Thomas menuturkan, kebijakan kenaikan uang muka mulai memperlihatkan dampaknya bagi penjualan sepeda motor di tanah air. “Penjualan setelah Hari Raya Idul Fitri akan menjadi indikator utama seberapa besar pengaruh kebijakan tersebut. Sejauh ini, produk sepeda motor matic seperti Honda Vario, Beat, Spacy dan Scopy masih mendominasi penjualan,” papar Thomas di Jakarta, Rabu (26/7).

Penggunaan sistem kredit syariah akan menolong penjualan sepeda motor. Besaran uang muka kredit sepeda motor yang cocok bagi konsumen adalah sekitar 10%. “Uang muka sekitar Rp1,5 juta lebih cocok dengan konsumen sepeda motor,” ujarnya.

Thomas menambahkan, Honda menargetkan penjualan produknya hingga akhir tahun mencapai 3,8 juta unit. “Hingga semester I ini, penjualan sepeda motor Honda mencapai 2,1 juta unit. Perusahaan berencana menambah sekitar 170 diler dan meningkatkan kualitas layanan diler untuk mencapai target tersebut dan Honda akan meluncurkan minimal dua produk baru pada segmen motor sport hingga akhir tahun ini,” tandasnya.

Di tempat yang sama, GM Divisi Honda Customer Care Centre AHM, Istiyani Susriyatior mengungkapkan, akan mengangkut 1.200 sepeda motor dalam program mudik dan balik bareng Honda dari Jakarta-Semarang dan Jakarta-Yogyakarta. "Kami menyiapkan 24 truk pengangkut sepeda motor pemudik dan 58 bus penumpang," kata dia.

Dia menjelaskan program Mudik Bareng Honda (MBH) tersebut akan diikuti oleh sekitar 2.400 orang dengan asumsi satu sepeda motor diisi dua orang. Program MBH tersebut, lanjut dia, sudah dibuka pendaftarannya sejak awal Ramadhan. "Sampai saat ini sudah sekitar 750 peserta yang mendaftar," katanya.

Para peserta MBH hanya dikenakan biaya pendaftaran Rp50 ribu dan persyaratan sepeda motor harus standar.

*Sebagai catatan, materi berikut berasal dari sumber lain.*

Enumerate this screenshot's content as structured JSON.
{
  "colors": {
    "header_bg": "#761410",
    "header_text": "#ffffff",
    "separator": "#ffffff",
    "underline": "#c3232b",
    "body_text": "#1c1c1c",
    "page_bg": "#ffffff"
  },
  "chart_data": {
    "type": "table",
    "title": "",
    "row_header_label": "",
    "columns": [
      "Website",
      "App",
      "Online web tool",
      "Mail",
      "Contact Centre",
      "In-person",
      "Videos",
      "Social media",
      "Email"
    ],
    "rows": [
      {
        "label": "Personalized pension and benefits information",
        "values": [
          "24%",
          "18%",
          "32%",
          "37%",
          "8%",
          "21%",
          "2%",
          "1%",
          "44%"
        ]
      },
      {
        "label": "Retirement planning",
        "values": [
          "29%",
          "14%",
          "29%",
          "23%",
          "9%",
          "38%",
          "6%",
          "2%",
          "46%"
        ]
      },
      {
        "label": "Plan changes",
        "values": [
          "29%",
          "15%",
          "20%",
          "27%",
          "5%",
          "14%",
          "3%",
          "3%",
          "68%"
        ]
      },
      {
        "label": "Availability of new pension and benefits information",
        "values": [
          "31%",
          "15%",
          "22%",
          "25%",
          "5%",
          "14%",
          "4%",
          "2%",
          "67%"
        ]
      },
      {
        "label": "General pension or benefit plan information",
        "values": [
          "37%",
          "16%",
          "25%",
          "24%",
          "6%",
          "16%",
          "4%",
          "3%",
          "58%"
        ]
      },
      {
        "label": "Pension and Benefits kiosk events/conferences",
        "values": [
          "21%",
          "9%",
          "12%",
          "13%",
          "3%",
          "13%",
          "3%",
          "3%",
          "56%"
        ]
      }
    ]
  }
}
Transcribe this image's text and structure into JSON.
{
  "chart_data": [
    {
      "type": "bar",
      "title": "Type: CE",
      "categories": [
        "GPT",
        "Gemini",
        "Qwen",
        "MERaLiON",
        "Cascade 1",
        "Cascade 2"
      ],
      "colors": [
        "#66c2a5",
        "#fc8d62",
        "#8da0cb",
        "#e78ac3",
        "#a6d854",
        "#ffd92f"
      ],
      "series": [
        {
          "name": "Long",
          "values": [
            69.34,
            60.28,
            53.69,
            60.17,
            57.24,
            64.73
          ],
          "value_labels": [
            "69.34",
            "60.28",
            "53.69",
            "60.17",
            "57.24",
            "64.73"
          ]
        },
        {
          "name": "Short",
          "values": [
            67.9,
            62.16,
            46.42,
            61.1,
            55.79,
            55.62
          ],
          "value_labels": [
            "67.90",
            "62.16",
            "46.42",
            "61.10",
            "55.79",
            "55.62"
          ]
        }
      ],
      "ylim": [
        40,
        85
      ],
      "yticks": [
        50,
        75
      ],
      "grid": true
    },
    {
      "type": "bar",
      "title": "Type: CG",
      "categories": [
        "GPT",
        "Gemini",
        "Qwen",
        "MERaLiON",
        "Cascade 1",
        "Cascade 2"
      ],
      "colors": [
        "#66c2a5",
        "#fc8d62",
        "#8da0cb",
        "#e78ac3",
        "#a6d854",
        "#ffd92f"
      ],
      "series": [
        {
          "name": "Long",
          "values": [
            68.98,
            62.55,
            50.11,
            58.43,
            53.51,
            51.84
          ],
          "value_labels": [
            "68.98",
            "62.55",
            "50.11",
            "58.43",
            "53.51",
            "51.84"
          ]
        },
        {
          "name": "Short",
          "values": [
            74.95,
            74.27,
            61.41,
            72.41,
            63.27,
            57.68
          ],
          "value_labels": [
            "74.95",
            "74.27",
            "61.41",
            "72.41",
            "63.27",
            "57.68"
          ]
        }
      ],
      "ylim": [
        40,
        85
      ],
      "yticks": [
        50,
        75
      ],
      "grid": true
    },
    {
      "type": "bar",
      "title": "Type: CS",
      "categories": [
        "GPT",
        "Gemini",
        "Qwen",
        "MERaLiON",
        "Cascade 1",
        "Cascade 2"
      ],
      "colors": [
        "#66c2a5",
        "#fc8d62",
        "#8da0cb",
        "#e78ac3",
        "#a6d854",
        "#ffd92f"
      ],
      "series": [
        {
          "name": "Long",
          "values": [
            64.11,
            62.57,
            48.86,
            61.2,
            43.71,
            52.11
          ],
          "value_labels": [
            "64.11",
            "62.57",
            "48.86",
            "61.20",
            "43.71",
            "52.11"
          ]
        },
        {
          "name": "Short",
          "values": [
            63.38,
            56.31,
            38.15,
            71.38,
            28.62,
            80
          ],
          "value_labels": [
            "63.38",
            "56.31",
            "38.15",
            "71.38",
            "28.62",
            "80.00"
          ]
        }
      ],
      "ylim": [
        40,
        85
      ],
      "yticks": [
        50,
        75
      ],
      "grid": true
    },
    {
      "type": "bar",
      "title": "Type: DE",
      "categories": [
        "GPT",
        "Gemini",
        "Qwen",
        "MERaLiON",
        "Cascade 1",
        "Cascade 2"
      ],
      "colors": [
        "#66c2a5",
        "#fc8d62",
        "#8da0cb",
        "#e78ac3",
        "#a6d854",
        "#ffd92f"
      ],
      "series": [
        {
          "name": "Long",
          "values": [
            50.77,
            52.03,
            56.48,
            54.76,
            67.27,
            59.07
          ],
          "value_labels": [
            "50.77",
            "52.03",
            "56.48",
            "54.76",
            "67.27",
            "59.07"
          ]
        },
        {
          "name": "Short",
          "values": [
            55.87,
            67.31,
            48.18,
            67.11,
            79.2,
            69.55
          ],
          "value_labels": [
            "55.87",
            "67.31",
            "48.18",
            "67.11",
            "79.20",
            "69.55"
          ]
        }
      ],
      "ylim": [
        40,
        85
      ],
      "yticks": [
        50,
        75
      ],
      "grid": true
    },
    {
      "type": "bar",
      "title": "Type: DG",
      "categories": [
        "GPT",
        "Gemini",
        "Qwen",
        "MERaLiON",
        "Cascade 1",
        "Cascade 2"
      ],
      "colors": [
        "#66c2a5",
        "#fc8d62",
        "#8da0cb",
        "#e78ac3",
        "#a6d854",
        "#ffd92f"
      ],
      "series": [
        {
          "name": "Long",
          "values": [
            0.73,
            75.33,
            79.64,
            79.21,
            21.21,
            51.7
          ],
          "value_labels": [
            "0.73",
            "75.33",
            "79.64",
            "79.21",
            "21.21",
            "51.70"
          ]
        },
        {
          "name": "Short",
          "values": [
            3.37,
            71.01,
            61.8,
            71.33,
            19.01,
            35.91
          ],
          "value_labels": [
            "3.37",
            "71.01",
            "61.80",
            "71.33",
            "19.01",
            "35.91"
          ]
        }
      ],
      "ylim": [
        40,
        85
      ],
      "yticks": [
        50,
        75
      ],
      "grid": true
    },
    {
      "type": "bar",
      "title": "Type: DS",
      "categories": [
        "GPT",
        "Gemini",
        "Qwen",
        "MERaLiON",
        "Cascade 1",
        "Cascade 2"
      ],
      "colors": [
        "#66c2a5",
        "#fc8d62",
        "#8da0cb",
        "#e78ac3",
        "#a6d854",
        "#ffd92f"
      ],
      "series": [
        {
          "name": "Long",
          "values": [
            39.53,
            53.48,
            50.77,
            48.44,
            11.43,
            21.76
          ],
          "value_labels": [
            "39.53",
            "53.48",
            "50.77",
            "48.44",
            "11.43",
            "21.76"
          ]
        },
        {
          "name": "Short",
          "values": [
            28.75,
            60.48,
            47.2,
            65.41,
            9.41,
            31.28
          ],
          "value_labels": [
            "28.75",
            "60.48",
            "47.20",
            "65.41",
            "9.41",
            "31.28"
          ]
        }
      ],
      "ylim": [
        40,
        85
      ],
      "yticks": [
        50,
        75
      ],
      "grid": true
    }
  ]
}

Mereka, kata Istiyani, akan mendapat fasilitas pengangkutan sepeda motor sampai Semarang atau Yogyakarta, sesuai tujuan masing-masing.

Sedangkan pemudik diangkut oleh bus dan mendapat fasilitas makan sahur, buka puasa, dan bensin, serta asuransi kecelakaan. "Sepeda motor pemudik akan diangkut oleh truk pada tanggal 12 Agustus, sedangkan pemudik diangkut bus pada 15 Agustus," kata Istiyani.

AHM menyiapkan kapasitas angkut masing-masing sebesar 550 sepeda motor untuk tujuan Jakarta-Semarang dan Jakarta-Yogyakarta, serta 100 sepeda motor untuk program balik dari Semarang-Jakarta pada 23 Agustus. "Program balik diperkirakan pesertanya lebih sedikit, karena biasanya pemudik tidak bersamaan balik ke Jakarta, ada yang bertemu mertuanya dulu, reunian, dan lain-lain," katanya.

Selain program MBH, AHM juga menyiapkan 23 tempat istirahat di jalur mudik di utara dan selatan Jawa, maupun Lampung (Bakauheni, Tulang Bawang, Bandar Lampung) dan Bali, serta lima bengkel resmi Honda (AHASS) yang beroperasi mulai jam 7 pagi sampai jam 11 malam pada 16 Agustus-23 September.